Numerous investigations have demonstrated that hemorrhagic shock and resuscitation (HSR) causes long-term neurological diseases, such as cognitive deficits and mental change (Halaweish et al., 2015; Plaschke, 2009). Notably, a systemic ischemia-reperfusion process under severe HSR contributes to memory deficits (Hu et al., 2018). As the principal excitatory neurons, glutamatergic neurons, play vital roles in a series of pathophysiological processes, such as information integration, cognitive function-associated neural oscillations, and neural circuitry (Gécz, 2010). Thus, it is crucial to do more research to explore the relationship between glutamatergic neurons and memory deficits and therapeutic approaches.

A variety of cognitive and memory associated brain regions project to the ventral tegmental area (VTA), which contributes to the mammalian reward system (Lammel et al., 2014). It was reported that the hippocampus and its inputs including VTA are implicated in reward-related memory (Liu et al., 2022; Ben-Shaanan et al., 2016). In the VTA, there is a diverse population of dopamine (DA), GABA, and glutamate (Glu)-releasing neurons, which send long-range projections to a variety of brain regions (Yu et al., 2019; Ntamati and Lüscher, 2016). There is growing evidence that neurological disorders following traumatic stress attribute to the alteration of glutamatergic neurons in the VTA (Chambers et al., 1999). Intriguingly, glutamatergic neurons are reportedly vulnerable to ischemia and reperfusion injury, subsequently contributing to memory dysfunction (Howells and Russell, 2008; Cao et al., 2016). Until now, the roles of glutamatergic neurons in the VTA under HSR condition remains unknown.
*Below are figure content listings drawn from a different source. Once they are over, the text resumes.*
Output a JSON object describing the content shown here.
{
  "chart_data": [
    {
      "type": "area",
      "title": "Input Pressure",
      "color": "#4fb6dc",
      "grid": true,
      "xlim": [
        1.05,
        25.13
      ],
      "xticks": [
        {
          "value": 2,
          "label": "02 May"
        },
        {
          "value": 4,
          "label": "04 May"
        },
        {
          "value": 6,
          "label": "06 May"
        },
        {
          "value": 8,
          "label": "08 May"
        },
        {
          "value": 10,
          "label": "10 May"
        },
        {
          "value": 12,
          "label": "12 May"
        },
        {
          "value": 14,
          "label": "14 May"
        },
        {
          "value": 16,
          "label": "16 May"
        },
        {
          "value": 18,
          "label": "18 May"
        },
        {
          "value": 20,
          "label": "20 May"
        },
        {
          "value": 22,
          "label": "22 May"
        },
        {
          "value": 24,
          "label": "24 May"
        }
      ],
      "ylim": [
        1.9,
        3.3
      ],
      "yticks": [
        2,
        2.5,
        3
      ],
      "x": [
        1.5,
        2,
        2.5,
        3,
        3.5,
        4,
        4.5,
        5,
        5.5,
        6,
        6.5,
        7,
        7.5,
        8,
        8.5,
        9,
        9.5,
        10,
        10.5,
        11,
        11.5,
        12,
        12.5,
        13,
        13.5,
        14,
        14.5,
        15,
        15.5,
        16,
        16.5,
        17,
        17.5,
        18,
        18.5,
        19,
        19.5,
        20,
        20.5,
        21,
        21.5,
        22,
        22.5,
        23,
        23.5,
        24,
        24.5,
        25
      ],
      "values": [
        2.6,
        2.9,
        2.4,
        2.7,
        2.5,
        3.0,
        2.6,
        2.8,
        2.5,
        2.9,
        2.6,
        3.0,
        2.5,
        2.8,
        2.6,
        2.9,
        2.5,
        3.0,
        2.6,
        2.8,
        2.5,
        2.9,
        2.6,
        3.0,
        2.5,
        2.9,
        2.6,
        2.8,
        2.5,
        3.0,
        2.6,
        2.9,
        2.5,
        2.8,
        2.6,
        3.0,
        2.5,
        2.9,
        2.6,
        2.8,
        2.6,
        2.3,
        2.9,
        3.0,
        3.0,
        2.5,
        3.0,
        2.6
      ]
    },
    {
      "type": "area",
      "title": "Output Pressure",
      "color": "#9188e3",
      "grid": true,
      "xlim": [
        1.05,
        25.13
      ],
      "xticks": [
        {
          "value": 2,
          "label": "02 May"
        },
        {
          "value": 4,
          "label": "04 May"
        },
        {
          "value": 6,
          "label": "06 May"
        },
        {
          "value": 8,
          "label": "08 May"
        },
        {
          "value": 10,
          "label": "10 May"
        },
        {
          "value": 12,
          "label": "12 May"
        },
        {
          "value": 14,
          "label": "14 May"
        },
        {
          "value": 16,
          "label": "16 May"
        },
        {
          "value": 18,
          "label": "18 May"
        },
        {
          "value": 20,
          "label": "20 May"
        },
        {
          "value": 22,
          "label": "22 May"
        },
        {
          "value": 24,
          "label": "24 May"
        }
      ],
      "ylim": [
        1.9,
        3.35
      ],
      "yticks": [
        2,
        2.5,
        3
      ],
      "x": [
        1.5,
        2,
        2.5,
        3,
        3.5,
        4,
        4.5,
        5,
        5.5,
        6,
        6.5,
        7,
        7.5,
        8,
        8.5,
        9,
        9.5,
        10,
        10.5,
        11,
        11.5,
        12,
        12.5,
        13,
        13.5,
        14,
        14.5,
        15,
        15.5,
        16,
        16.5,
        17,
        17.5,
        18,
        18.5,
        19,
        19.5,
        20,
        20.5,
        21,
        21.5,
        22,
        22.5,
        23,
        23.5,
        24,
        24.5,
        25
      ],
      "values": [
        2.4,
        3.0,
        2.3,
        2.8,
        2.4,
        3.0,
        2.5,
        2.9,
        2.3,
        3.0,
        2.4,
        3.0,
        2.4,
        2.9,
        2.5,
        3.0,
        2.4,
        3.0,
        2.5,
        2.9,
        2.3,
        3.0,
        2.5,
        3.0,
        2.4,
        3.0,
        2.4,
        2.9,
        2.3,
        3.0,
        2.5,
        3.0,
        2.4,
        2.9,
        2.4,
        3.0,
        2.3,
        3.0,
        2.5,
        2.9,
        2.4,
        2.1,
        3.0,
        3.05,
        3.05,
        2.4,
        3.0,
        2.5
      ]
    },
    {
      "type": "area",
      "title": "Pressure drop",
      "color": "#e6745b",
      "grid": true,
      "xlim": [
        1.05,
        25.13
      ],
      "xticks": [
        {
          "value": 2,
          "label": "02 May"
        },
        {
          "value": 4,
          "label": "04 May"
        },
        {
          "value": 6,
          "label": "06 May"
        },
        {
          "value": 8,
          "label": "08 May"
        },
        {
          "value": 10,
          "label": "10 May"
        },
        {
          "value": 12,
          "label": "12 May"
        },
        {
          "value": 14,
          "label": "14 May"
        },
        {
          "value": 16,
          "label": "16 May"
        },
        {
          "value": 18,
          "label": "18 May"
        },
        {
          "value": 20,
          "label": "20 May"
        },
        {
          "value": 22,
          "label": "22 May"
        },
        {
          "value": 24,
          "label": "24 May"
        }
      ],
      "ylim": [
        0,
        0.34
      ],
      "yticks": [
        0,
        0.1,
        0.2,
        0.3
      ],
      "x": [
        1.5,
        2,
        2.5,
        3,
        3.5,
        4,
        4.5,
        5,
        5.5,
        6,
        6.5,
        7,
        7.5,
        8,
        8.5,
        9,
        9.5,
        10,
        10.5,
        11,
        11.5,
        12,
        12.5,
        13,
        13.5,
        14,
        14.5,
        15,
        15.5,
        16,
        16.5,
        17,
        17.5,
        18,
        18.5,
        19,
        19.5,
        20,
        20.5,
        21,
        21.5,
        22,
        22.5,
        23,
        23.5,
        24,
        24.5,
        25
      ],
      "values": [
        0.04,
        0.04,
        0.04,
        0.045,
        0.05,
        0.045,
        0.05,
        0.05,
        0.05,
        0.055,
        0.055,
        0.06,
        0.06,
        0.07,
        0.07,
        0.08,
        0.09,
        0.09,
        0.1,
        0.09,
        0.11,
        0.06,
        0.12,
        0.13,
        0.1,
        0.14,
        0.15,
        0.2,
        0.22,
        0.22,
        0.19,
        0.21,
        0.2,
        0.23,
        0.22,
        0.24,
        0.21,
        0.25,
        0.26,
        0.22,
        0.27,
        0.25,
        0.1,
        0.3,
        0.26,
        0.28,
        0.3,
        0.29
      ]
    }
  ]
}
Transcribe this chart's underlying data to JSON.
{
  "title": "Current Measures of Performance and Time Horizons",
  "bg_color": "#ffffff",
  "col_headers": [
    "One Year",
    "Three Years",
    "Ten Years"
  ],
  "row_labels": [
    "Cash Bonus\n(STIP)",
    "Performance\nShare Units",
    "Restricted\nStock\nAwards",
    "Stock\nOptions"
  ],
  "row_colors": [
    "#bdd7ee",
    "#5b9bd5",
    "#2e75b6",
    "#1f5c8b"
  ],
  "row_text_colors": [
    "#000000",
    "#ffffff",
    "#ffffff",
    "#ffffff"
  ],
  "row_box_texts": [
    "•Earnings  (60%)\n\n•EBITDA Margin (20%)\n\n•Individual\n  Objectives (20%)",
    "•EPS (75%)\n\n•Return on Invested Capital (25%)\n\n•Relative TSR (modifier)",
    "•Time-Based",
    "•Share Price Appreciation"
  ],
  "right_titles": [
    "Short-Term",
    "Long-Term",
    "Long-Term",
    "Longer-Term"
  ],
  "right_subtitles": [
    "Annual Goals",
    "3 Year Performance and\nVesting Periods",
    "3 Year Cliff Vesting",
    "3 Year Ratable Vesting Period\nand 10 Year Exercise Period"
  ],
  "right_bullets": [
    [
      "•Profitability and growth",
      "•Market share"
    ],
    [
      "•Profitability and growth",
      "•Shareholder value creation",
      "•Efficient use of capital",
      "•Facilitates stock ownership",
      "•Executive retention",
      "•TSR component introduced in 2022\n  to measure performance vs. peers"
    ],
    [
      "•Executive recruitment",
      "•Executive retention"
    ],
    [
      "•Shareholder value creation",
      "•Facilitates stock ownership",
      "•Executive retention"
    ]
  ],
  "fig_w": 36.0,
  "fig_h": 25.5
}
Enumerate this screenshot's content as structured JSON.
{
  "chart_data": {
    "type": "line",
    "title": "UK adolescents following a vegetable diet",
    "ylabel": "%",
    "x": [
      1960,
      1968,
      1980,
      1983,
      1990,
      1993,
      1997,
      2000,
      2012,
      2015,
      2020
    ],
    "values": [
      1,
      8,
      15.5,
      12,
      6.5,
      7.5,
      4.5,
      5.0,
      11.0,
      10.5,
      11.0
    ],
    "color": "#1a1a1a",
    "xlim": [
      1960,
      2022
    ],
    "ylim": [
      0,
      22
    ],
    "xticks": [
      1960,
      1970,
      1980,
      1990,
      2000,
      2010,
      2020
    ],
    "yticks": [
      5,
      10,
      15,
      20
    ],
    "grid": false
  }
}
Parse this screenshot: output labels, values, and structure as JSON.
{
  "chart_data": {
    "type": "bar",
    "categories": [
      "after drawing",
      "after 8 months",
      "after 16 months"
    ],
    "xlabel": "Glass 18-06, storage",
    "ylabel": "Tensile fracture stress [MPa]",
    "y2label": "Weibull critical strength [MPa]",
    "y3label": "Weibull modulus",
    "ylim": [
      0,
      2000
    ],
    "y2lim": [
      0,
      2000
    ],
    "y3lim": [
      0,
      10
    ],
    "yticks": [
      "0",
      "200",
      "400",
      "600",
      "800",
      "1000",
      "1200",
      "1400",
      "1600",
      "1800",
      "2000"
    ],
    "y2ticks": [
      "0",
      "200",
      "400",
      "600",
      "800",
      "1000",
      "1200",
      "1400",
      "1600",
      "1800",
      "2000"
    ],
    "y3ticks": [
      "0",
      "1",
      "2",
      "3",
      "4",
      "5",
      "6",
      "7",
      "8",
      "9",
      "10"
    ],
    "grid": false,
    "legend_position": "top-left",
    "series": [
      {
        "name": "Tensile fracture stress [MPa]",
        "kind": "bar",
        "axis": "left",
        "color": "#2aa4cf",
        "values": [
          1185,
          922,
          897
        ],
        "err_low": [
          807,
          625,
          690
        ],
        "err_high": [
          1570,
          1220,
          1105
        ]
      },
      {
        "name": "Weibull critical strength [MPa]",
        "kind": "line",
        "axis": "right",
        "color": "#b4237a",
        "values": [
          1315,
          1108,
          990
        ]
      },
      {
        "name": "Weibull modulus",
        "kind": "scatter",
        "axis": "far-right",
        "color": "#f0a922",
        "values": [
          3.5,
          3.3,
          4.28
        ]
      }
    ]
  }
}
Hydrogen sulfide (H2S), a gasotransmitter with pleiotropic roles, is naturally produced in almost all tissues and signalled through sulfhydration and persulfidation. Evidence from research shows that H2S has neuroprotective functions at physiological concentrations apart from its role as an endothelial-derived relaxation factor. Interestingly, disrupted metabolism of cysteine and H2S may be pathogenic in neurodegenerative conditions such as Parkinson's disease (PD) and Huntington's disease (HD). However, there was no evidence that H2S mitigated memory deficits through the activation of glutamatergic neurons in the VTA post-HSR.

Here, we explored whether remarkable memory impairments and injured VTA glutamatergic neurons could be found in a rodent model of HSR. In addition, this study also explored whether exogenous H2S administration could mitigate memory impairment following HSR via the activation of glutamatergic neurons.